Autumn rainy down days are perfect for getting back in touch with the area right outside of DC. There is always parking close to where you want to go and the crowds are never too bad. I grabbed my friend IT and we headed to Old Town Alexandria in search of brunch, little shops, etc.
Saturdays in Old Town feature a Farmers’ Market in the square in front of City Hall. Today the specialty seemed to be apples, boxes and boxes of Honeycrisps, Jonagolds, Red and Yellow Delicious, and Fujis were covered by big blue tents. Gingerly picking our way around puddles, we chose the biggest ones we could find. I’m completely inspired to bake something autumnal – a pie or a crisp or something.
IT and I are always in search of new places to eat, so we followed an overheard tip in the marketplace and made our way to Bittersweet, a cafe/bakery that serves a small buffet. The scrambled eggs had sat too long in their warming pan and had the texture of cool rubber, but the potato hash was incredibly good, and I had the most amazing twisted muffin with powdered sugar. The coffee was hot, and we got a seat by the window where conversation turned to our youthful obsession with Dawson’s Creek and the purity of the emotions of high schoolers.
It seemed to both of us that the emotions felt in high school are the absolute extremes of everything. Love is all-encompassing, hate is stronger, depression is deeper, and victory is completely thrilling. Everything – good and bad – breaks your heart. Most people go on to outgrow the extremity of these emotions, finding a measure of peace with a settled life. Steady jobs, marriage, kids, saving and spending, voting, church on Sundays, travel in retirement. These are the things that keep society functioning. But there are those of us who are unable, try as we might, to shake the emotional extremes and settle into normalcy. For us, constant change is necessary. Creative outlets are the only way of life. Travel – wide and extensive – is a must. Perhaps we won’t have the same things as others, and life may be a bit messier and even meandering with the various paths we take. But we don’t really have a choice. Something in us will always be driving us.
After brunch we wandered around Old Town, strolling along vibrantly colored streets, popping into little shops, buying stationery, looking at clothes. And then we headed to Georgetown. Years ago, a random boy took me to the Keith Lipert Gallery to look at jewelry, and the pieces impressed me so much that I’ve always wanted to go back.

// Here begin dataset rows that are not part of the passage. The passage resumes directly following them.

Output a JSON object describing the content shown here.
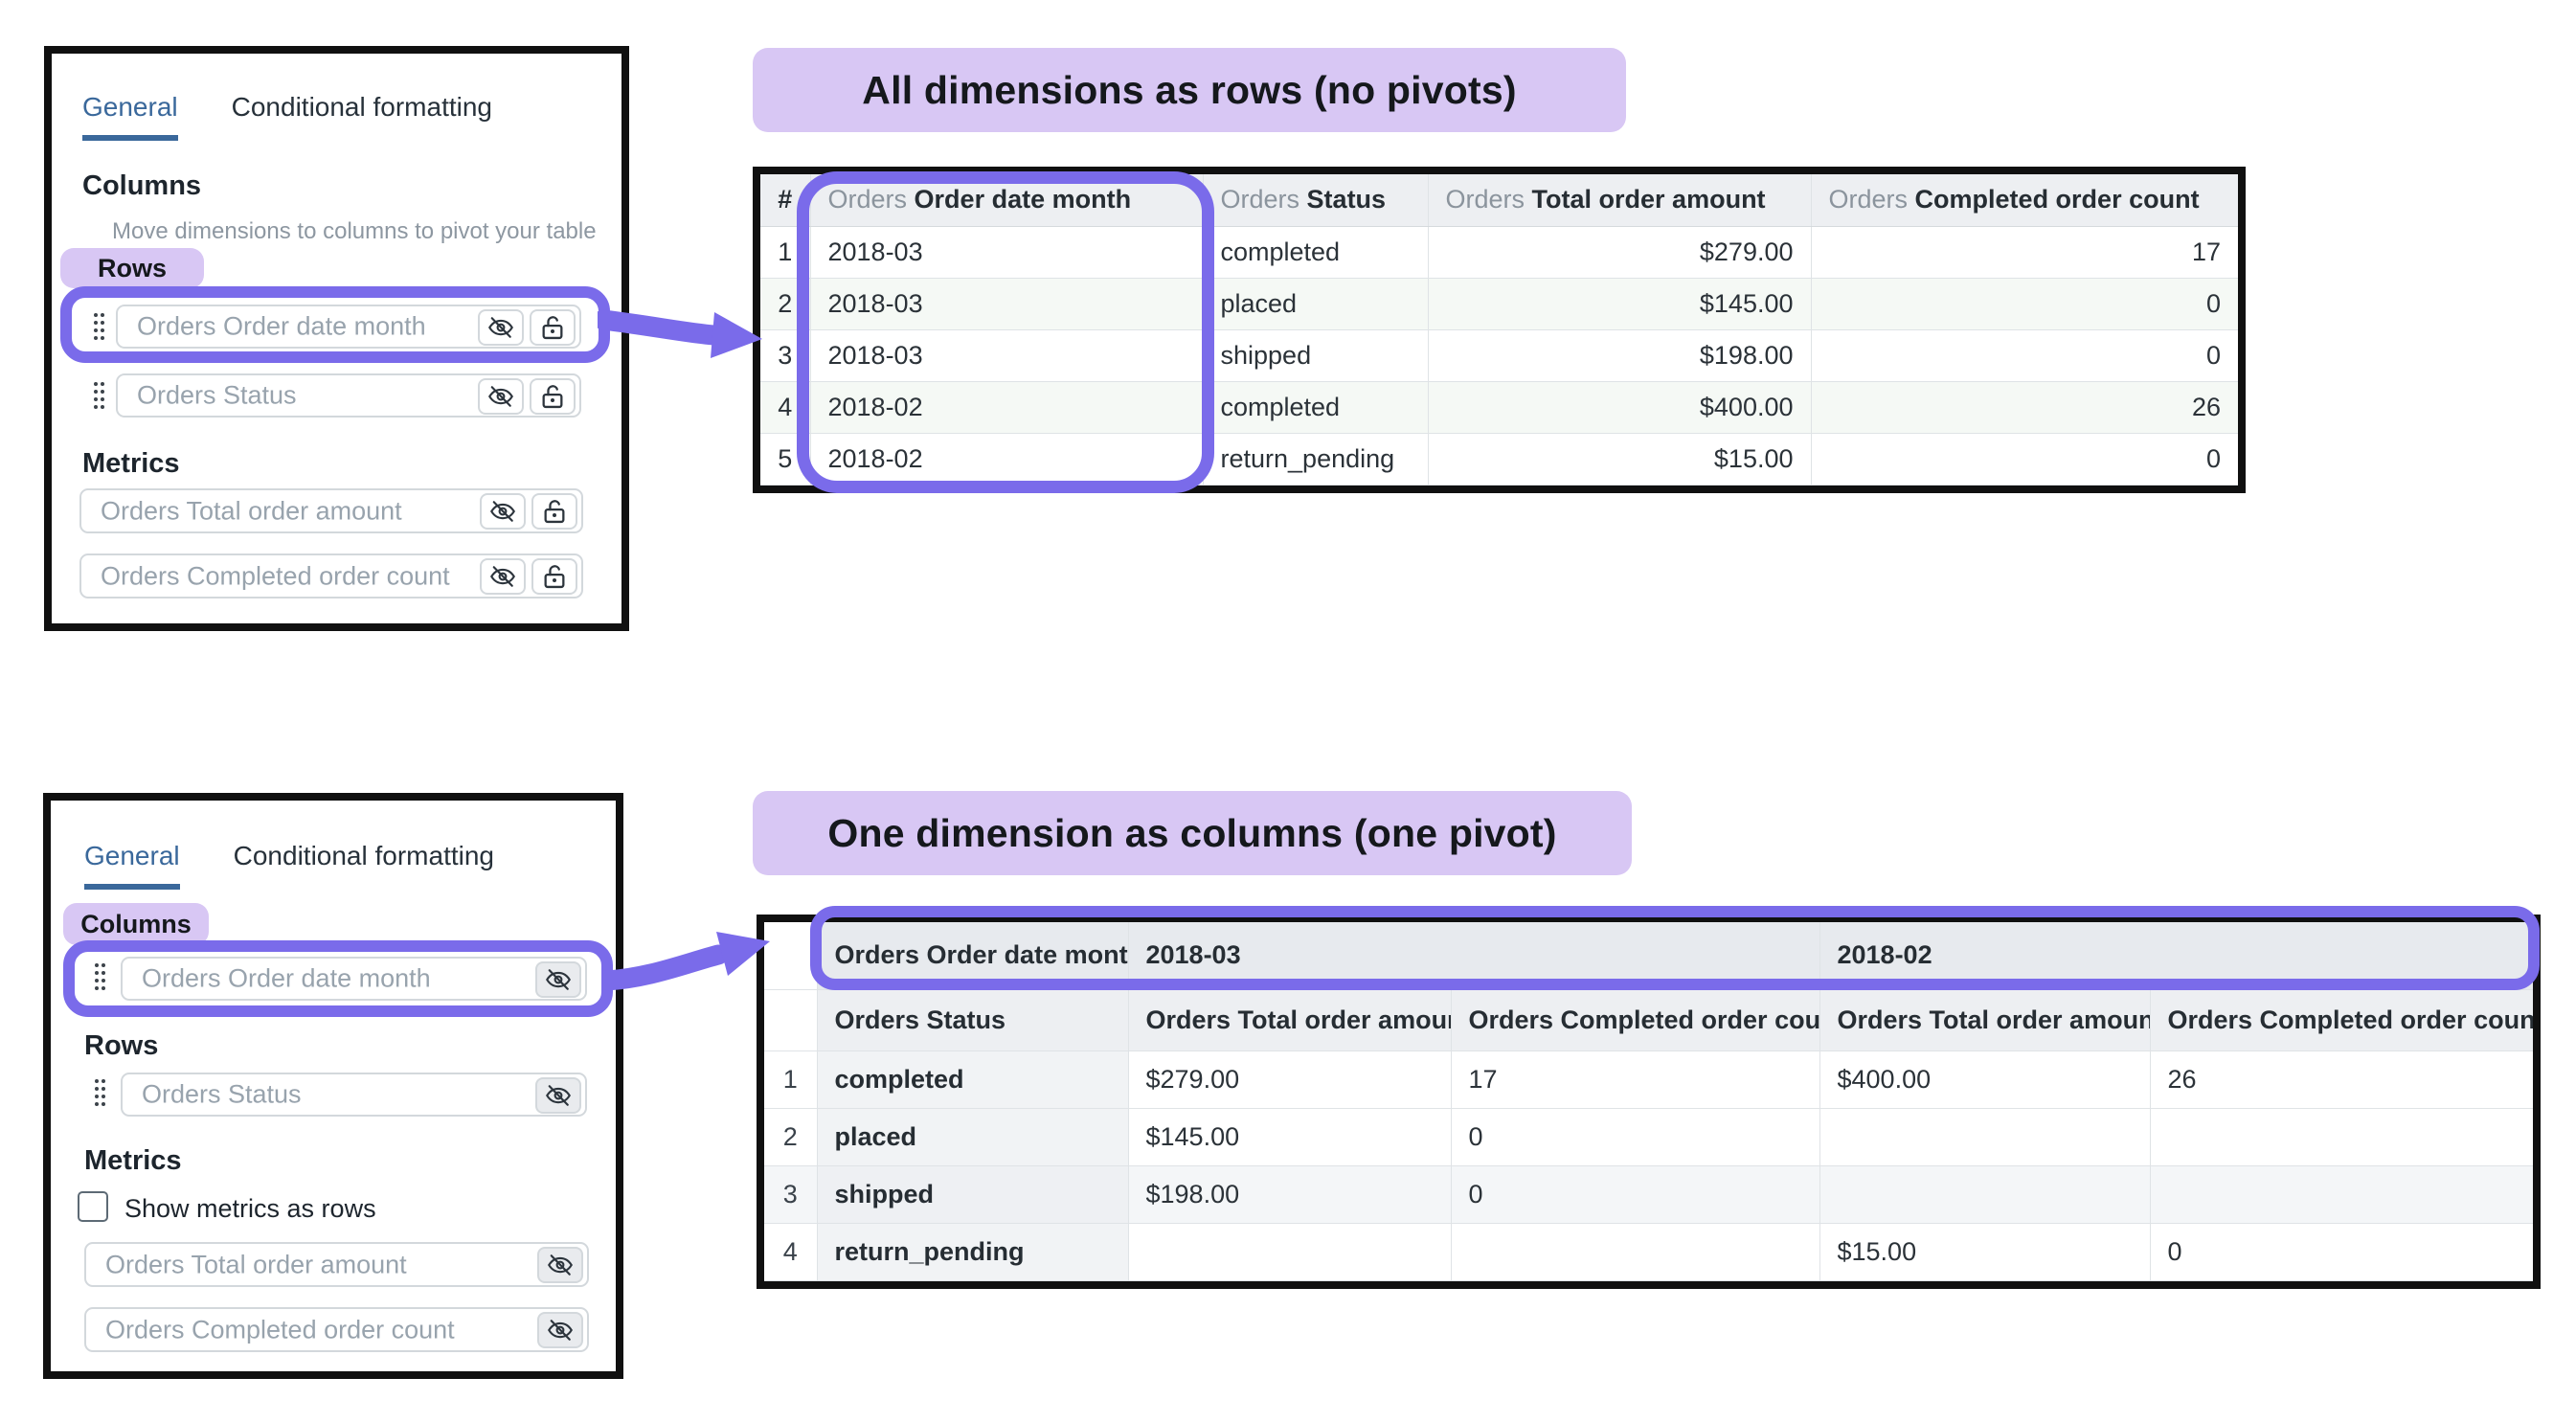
{
  "accent_colors": {
    "highlight_purple": "#7a6bea",
    "lavender_banner": "#d8c7f4",
    "active_tab_blue": "#3a689b"
  },
  "section_top": {
    "banner": "All dimensions as rows (no pivots)",
    "panel": {
      "tabs": [
        "General",
        "Conditional formatting"
      ],
      "active_tab": "General",
      "columns_heading": "Columns",
      "columns_hint": "Move dimensions to columns to pivot your table",
      "rows_heading": "Rows",
      "row_fields": [
        "Orders Order date month",
        "Orders Status"
      ],
      "metrics_heading": "Metrics",
      "metric_fields": [
        "Orders Total order amount",
        "Orders Completed order count"
      ]
    },
    "table": {
      "header": [
        {
          "prefix": "",
          "name": "#"
        },
        {
          "prefix": "Orders",
          "name": "Order date month"
        },
        {
          "prefix": "Orders",
          "name": "Status"
        },
        {
          "prefix": "Orders",
          "name": "Total order amount"
        },
        {
          "prefix": "Orders",
          "name": "Completed order count"
        }
      ],
      "rows": [
        [
          "1",
          "2018-03",
          "completed",
          "$279.00",
          "17"
        ],
        [
          "2",
          "2018-03",
          "placed",
          "$145.00",
          "0"
        ],
        [
          "3",
          "2018-03",
          "shipped",
          "$198.00",
          "0"
        ],
        [
          "4",
          "2018-02",
          "completed",
          "$400.00",
          "26"
        ],
        [
          "5",
          "2018-02",
          "return_pending",
          "$15.00",
          "0"
        ]
      ]
    }
  },
  "section_bottom": {
    "banner": "One dimension as columns (one pivot)",
    "panel": {
      "tabs": [
        "General",
        "Conditional formatting"
      ],
      "active_tab": "General",
      "columns_heading": "Columns",
      "column_fields": [
        "Orders Order date month"
      ],
      "rows_heading": "Rows",
      "row_fields": [
        "Orders Status"
      ],
      "metrics_heading": "Metrics",
      "show_metrics_checkbox_label": "Show metrics as rows",
      "metric_fields": [
        "Orders Total order amount",
        "Orders Completed order count"
      ]
    },
    "table": {
      "pivot_header_label": "Orders Order date month",
      "pivot_values": [
        "2018-03",
        "2018-02"
      ],
      "sub_headers": [
        "Orders Status",
        "Orders Total order amount",
        "Orders Completed order count",
        "Orders Total order amount",
        "Orders Completed order count"
      ],
      "rows": [
        [
          "1",
          "completed",
          "$279.00",
          "17",
          "$400.00",
          "26"
        ],
        [
          "2",
          "placed",
          "$145.00",
          "0",
          "",
          ""
        ],
        [
          "3",
          "shipped",
          "$198.00",
          "0",
          "",
          ""
        ],
        [
          "4",
          "return_pending",
          "",
          "",
          "$15.00",
          "0"
        ]
      ]
    }
  }
}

It wasn’t as fabulous as I remembered, but there are so many beautiful and desirable things on the mirrored shelves and the black velvet trays. We stopped in at Barnes and Noble trying to find guidebooks to plan a trip to Montevideo, but there was a definite lack of material for Uruguay.
The autumn leaves created a soft path underfoot, yellow and red and gold. We carefully selected a range of colors, shapes, and types to bring home, just like we were in fourth grade again with an art project due the next day. It was fun, though I’m not entirely sure what will become of these gorgeous mementos.
It was a lovely day. Autumn, in all its thrilling vividness, is here. And the demand of my newly busy schedule makes the rare down days absolutely precious.